California's pot farms could put this animal on the Endangered Species List

A rare West Coast carnivore is being poisoned by illegal growers, FWS officials say

Published October 7, 2014 3:34PM (EDT)

  (Holly Kuchera/Shutterstock)
(Holly Kuchera/Shutterstock)

A rare west coast mammal is up for Endangered Species protection thanks to the threat posed by California's illegal marijuana industry.

The fisher, a carnivorous cousin of the weasel found in the old-growth forests in California, Oregon and Washington is already rare, its numbers reduced by fur trappers and loggers going back to the 1800s, as well as by urban development. Only two naturally occurring wild populations exist, according to the Center for Biological Diversity: one is in the southern Sierra, and the other is in southern Oregon and Northern California. A third was reintroduced into Washington's Olympic National Park in 2008. But the motivation for the new level of protection, according to U.S. Fish and Wildlife Service officials, comes from the use of rat poison on marijuana plantations. Of 58 carcasses tested by one 2012 study, nearly 80 percent tested positive for traces of rodenticide.

“It is an illegal activity so it’s not like we know a lot yet,” explained Paul Henson, state supervisor for the FWS in Oregon. “But we know it’s fairly widespread within the range of the fisher, because that’s also where a certain amount of the illegal cultivation occurring on public lands.”

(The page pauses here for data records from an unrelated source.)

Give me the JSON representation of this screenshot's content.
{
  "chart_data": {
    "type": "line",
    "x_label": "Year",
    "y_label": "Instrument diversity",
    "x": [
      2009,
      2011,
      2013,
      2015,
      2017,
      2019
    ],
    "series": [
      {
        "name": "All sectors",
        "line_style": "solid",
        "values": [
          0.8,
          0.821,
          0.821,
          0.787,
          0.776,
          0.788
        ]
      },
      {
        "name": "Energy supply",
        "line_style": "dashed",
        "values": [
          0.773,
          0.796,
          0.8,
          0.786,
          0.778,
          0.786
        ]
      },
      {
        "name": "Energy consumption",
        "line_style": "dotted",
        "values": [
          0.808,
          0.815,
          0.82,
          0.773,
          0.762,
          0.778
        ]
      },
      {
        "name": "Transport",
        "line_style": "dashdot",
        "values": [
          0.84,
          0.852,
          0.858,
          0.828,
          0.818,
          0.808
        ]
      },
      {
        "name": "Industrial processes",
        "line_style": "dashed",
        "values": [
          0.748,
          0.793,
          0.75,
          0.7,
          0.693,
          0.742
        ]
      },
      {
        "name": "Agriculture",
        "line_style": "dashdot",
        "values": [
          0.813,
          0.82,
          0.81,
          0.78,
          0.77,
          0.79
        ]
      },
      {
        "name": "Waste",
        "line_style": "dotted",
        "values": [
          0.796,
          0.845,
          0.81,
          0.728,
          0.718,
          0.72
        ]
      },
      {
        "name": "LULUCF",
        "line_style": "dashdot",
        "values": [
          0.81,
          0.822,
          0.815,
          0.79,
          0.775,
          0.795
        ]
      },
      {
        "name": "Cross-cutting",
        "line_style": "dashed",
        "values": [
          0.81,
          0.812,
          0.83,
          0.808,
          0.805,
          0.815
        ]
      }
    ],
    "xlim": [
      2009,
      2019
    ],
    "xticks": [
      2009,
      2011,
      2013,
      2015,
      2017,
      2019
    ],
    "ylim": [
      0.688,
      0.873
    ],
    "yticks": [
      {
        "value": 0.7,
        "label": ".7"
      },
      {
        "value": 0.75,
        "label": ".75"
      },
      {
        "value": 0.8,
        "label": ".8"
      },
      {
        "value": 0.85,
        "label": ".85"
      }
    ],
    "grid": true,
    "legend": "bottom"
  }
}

Earlier this year, Mother Jones published an extensive feature on the environmental impact of unregulated pot farming, which included conversations with Mourad Gabriel, the wildlife ecologist who first identified the rat poison threat. The backlash was swift: Gabriel was accused of helping the federal government "greenwash the war on drugs," and someone poisoned and killed his dog. But between the threat to wildlife, and the strain the marijuana boom is putting on increasingly strained water resources, writer Josh Harkinson argued that regulating growers can be the best solution to a destructive industry that obviously isn't going away any time soon.

But that's not the only debate into which the fisher, whose protected status will be officially determined next year after a public comment period, is being drawn. "In addition to Endangered Species Act protection, the strong protections provided by the Northwest Forest Plan for old forest habitat need to be maintained, including on O&C lands,” Noah Greenwald, endangered species director at the Center for Biological Diversity, said in a statement. He's referring to public forest lands in western Oregon where officials have proposed new regulations that would allow an increase in logging. Henson disagreed that this is a problem, maintaining that the fisher can do just as well in managed forests.

In addition, Greenwald added, "the dangerous rodenticides being used by illegal marijuana growers that have poisoned fishers need to be completely banned.” Erin Williams, who oversaw the FWS analysis, told the Associated Press that regulations currently exist, but that they haven't prevented the poison's misuse.